The majority also sidesteps the lesson derived from our prior cases involving clarification. In each of those cases, it was necessary to clarify an ambiguous provision in the judgment that actually hindered enforcement of the decree because the ambiguity created a real controversy between the parties. Anderson, supra, [clarification necessary to resolve father's liability for educational expenses of daughter]; Sullivan, supra[clarification necessary to resolve parties' dispute over permissible reimbursement from marital property for children's educational expenses]; Conitz v. Conitz, 467 N.W.2d 93 (N.D. 1991) [clarification necessary to enforce temporary restraining order by determining its application to particular property]; Gross v.
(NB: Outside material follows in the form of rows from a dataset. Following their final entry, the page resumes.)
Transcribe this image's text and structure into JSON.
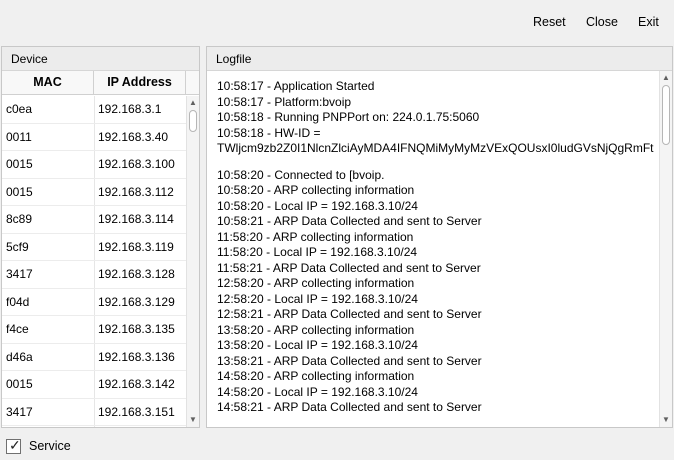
{
  "toolbar": {
    "reset_label": "Reset",
    "close_label": "Close",
    "exit_label": "Exit"
  },
  "device_panel": {
    "title": "Device",
    "columns": {
      "mac": "MAC",
      "ip": "IP Address"
    },
    "rows": [
      {
        "mac": "c0ea",
        "ip": "192.168.3.1"
      },
      {
        "mac": "0011",
        "ip": "192.168.3.40"
      },
      {
        "mac": "0015",
        "ip": "192.168.3.100"
      },
      {
        "mac": "0015",
        "ip": "192.168.3.112"
      },
      {
        "mac": "8c89",
        "ip": "192.168.3.114"
      },
      {
        "mac": "5cf9",
        "ip": "192.168.3.119"
      },
      {
        "mac": "3417",
        "ip": "192.168.3.128"
      },
      {
        "mac": "f04d",
        "ip": "192.168.3.129"
      },
      {
        "mac": "f4ce",
        "ip": "192.168.3.135"
      },
      {
        "mac": "d46a",
        "ip": "192.168.3.136"
      },
      {
        "mac": "0015",
        "ip": "192.168.3.142"
      },
      {
        "mac": "3417",
        "ip": "192.168.3.151"
      }
    ]
  },
  "log_panel": {
    "title": "Logfile",
    "lines": [
      "10:58:17 - Application Started",
      "10:58:17 - Platform:bvoip",
      "10:58:18 - Running PNPPort on: 224.0.1.75:5060",
      "10:58:18 - HW-ID =",
      "TWljcm9zb2Z0I1NlcnZlciAyMDA4IFNQMiMyMyMzVExQOUsxI0ludGVsNjQgRmFt",
      "",
      "10:58:20 - Connected to [bvoip.",
      "10:58:20 - ARP collecting information",
      "10:58:20 - Local IP = 192.168.3.10/24",
      "10:58:21 - ARP Data Collected and sent to Server",
      "11:58:20 - ARP collecting information",
      "11:58:20 - Local IP = 192.168.3.10/24",
      "11:58:21 - ARP Data Collected and sent to Server",
      "12:58:20 - ARP collecting information",
      "12:58:20 - Local IP = 192.168.3.10/24",
      "12:58:21 - ARP Data Collected and sent to Server",
      "13:58:20 - ARP collecting information",
      "13:58:20 - Local IP = 192.168.3.10/24",
      "13:58:21 - ARP Data Collected and sent to Server",
      "14:58:20 - ARP collecting information",
      "14:58:20 - Local IP = 192.168.3.10/24",
      "14:58:21 - ARP Data Collected and sent to Server"
    ]
  },
  "service": {
    "label": "Service",
    "checked": true
  }
}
Gross, 466 N.W.2d 154 (N.D. 1991) [clarification necessary to enforce distribution of the proceeds of the sale of the marital home]; Wastvedt, supra [clarification necessary to enforce provision requiring indefinite mortgage payments by one spouse]. These cases illustrate the point that a motion to clarify is appropriate only when clarification is necessary to aid in enforcement of the judgment.
Here, there is no obstacle to enforcement and no need for clarification to enforce the decree. LeRoy is paying $1,000 a month and there is no dispute between the parties. While a dispute may arise upon Mary's remarriage or a material change in either party's circumstances, it is not manifest in this case. See Snortland v. Crawford, 306 N.W.2d 614 (N.D. 1981). In effect, the majority has given a verboten advisory opinion.
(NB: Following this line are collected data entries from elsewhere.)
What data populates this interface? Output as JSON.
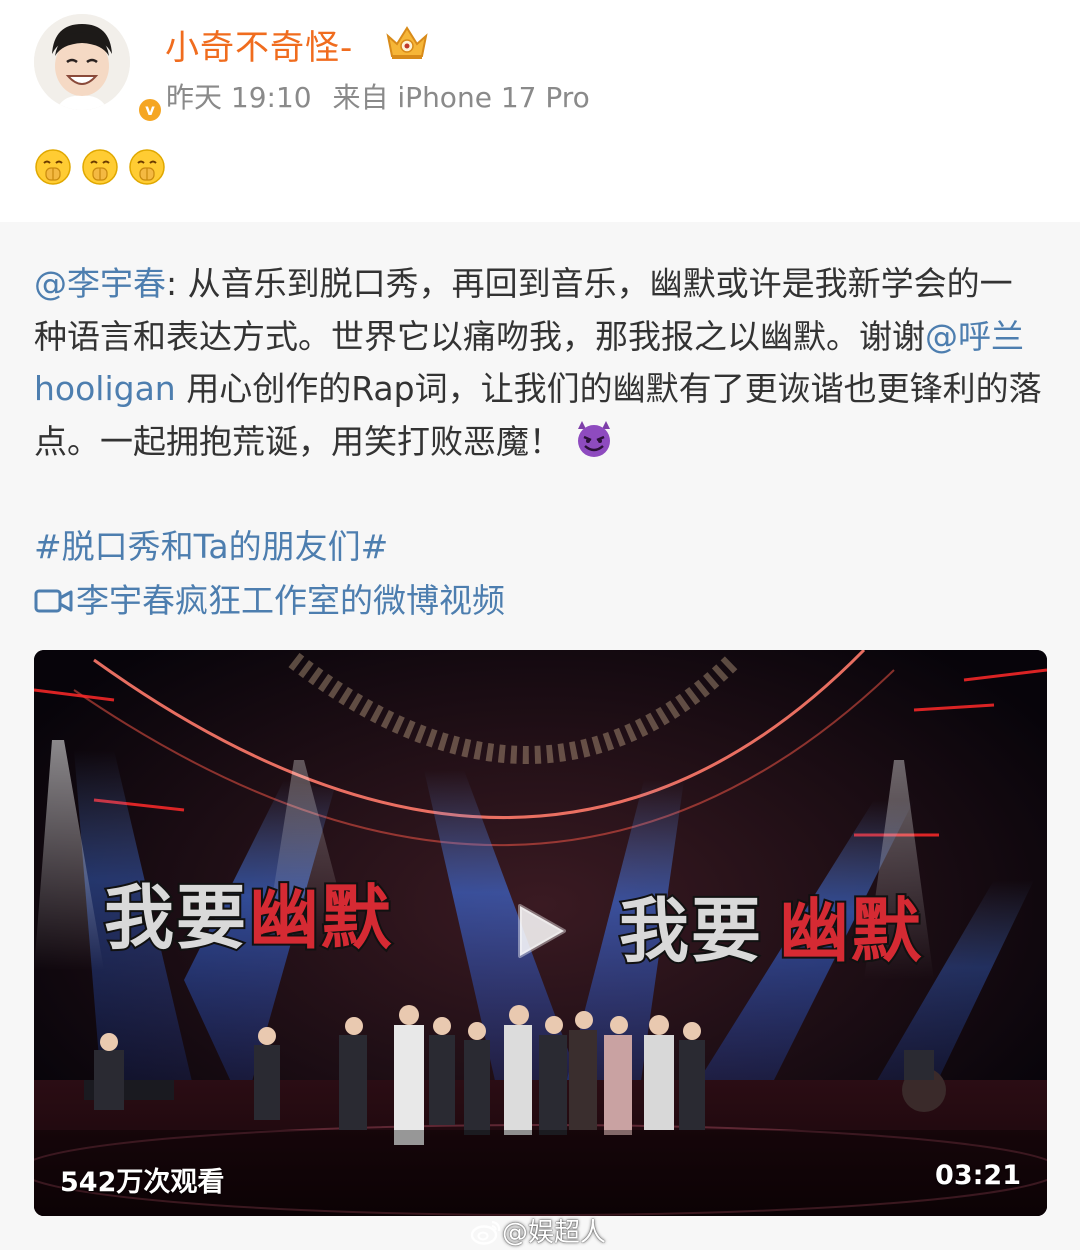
{
  "post": {
    "username": "小奇不奇怪-",
    "time": "昨天 19:10",
    "source": "来自 iPhone 17 Pro",
    "verified_mark": "v",
    "emoji_count": 3,
    "emoji_name": "shushing-face-icon"
  },
  "repost": {
    "mention_author": "@李宇春",
    "text_part1": ": 从音乐到脱口秀，再回到音乐，幽默或许是我新学会的一种语言和表达方式。世界它以痛吻我，那我报之以幽默。谢谢",
    "mention_hooligan": "@呼兰hooligan",
    "text_part2": " 用心创作的Rap词，让我们的幽默有了更诙谐也更锋利的落点。一起拥抱荒诞，用笑打败恶魔！",
    "end_emoji": "smiling-face-with-horns-icon",
    "topic": "#脱口秀和Ta的朋友们#",
    "video_link_label": "李宇春疯狂工作室的微博视频"
  },
  "video": {
    "banner_text_left": "我要幽默",
    "banner_text_right": "我要幽默",
    "views": "542万次观看",
    "duration": "03:21"
  },
  "watermark": "@娱超人",
  "colors": {
    "username": "#f06c1e",
    "link": "#4d7eaf",
    "meta": "#8a8a8a",
    "repost_bg": "#f7f7f7",
    "verified": "#f5a623"
  }
}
Now that litigants have been bestowed the opportunity to correct alleged error in a decree by a motion to clarify, rather than by a direct appeal, I assume they will take ready advantage of that loophole. It certainly expands this court's jurisdiction beyond the rather narrow confines of a sixty-day deadline to appeal from a judgment. The majority has extended the welcome mat to a significant new class of litigants.
I would affirm the trial judge because his decision that LeRoy was using the motion to clarify as a substitute for appeal was rational, noncapricious and represented a sound application of our case law to the facts, and because there is no real dispute between the parties as things now stand.
Beryl J. Levine
Neumann, Justice, dissenting.
I do not believe this is a Rule 60(b)(vi) case requiring that section's extraordinary remedy, nor do I believe the facts in this case present a live issue requiring clarification at this time. I agree with the trial court's determination that plaintiff's motion is simply a belated substitute for a timely appeal. Our standard of appellate review for denial of a Rule 60(b) motion is abuse of discretion. Clooten v. Clooten, 520 N.W.2d 843 (N.D. 1994). The same standard of review should apply to denial of a motion for clarification. I cannot say that the trial court acted arbitrarily, capriciously or unreasonably in denying
plaintiff's motion in this case. I would affirm.